Books and magazines tend to follow the Chicago Manual of Style, which is pro serial comma. News media and the public relations industry often follow the Associated Press Stylebook, which says not to use it. So in a newspaper you’d see “red, white and blue.”
In academic circles, I’m told, the serial comma reigns supreme. Its advocates, including the Chicago Manual, insist it can prevent confusion. And, yes, sometimes it can.
Take the sentence: “I’d like to thank my parents, God and Sharon.” Without the comma, the speaker seems to be saying that God and Sharon are his parents. In other words, the coordinate noun phrase “God and Sharon” seems to be functioning as an appositive of “parents.” (An appositive, if you don’t recall, is just a restating of a noun that comes before. “I met with the CEO, Robert, before lunch.”)
Sounds like a pretty good case for the serial comma, huh?
Not so fast.
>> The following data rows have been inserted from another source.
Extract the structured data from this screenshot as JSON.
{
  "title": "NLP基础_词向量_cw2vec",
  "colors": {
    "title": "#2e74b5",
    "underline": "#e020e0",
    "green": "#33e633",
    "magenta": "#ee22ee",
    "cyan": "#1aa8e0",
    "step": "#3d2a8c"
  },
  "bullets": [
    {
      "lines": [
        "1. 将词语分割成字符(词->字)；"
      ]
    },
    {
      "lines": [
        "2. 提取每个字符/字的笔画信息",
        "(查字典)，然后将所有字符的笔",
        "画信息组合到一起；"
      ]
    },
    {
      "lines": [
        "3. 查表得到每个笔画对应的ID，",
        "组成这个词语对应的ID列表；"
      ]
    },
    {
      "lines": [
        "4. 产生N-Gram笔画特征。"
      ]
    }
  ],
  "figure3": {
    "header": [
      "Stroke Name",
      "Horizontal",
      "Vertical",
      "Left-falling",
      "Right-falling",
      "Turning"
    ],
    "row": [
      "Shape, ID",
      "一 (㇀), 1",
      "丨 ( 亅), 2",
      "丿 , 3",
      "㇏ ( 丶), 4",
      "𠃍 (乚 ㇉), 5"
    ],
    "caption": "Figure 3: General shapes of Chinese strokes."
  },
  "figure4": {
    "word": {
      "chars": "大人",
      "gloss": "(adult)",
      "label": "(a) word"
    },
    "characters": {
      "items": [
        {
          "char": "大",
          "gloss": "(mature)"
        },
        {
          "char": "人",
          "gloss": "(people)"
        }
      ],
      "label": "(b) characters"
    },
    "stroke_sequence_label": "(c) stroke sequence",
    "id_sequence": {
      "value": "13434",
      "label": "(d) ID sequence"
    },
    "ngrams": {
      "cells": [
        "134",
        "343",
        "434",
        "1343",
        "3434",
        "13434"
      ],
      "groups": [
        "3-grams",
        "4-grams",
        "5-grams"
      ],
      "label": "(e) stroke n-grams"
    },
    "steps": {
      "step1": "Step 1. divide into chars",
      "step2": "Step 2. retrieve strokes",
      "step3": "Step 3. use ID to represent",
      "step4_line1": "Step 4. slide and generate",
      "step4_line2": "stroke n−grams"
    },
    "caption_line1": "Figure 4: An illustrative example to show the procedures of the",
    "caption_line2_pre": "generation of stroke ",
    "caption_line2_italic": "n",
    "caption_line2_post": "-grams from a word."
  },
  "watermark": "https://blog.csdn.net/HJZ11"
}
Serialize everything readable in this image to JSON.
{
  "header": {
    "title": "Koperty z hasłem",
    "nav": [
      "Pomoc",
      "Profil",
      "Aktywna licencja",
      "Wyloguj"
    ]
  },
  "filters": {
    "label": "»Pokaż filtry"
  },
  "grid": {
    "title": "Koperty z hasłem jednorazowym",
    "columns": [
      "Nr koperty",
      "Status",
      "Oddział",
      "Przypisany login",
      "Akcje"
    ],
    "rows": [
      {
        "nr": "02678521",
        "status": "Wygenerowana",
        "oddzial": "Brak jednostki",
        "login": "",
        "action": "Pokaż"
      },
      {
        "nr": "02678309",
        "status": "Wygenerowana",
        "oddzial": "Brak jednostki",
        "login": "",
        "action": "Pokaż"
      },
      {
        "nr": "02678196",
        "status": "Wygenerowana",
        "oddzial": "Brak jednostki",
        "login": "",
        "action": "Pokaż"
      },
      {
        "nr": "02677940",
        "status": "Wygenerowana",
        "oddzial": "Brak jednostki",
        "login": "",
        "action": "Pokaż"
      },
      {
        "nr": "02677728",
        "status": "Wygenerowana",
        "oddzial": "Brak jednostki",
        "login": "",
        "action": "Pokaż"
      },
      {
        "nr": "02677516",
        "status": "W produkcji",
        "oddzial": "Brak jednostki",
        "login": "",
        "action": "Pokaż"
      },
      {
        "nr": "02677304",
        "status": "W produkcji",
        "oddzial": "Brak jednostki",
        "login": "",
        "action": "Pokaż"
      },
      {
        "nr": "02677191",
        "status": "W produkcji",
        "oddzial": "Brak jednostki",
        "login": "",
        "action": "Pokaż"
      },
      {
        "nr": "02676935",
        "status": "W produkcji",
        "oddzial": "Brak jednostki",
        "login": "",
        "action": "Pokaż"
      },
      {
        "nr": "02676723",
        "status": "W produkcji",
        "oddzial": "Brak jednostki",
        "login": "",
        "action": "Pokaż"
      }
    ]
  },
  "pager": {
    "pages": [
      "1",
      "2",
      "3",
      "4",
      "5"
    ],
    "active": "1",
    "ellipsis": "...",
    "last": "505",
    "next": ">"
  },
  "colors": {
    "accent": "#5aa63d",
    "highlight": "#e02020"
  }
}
What if we replaced the plural “parents” with a singular noun phrase, like “my father.” Then our sentence would be, “I’d like to thank my father, God and Sharon.” A serial comma here would backfire: “I’d like to thank my father, God, and Sharon,” because it raises the possibility that “God” is appositive to “father.”
Another argument against the serial comma is that commas separate coordinate adjectives, that is, adjectives that could logically have an “and” between them. “The flag is red, white and blue” could be expressed as “the flag is red and white and blue.” In other words, the commas are standing in for the word “and,” so it doesn’t make sense to have one before “and” in “red, white, and blue.”
Part of the reason I don’t take sides on this matter is that I edit in both Chicago and AP styles, switching back and forth sometimes several times a day. So maybe I’m too busy trying to keep track of which style I’m using at any given moment to care about which side is more right.
For folks not sure which style to use in their everyday writing, I recommend using the serial comma simply because it’s so much more popular. Most academic writing seems to favor it.
But deep down in my heart of hearts, I passionately couldn’t care less.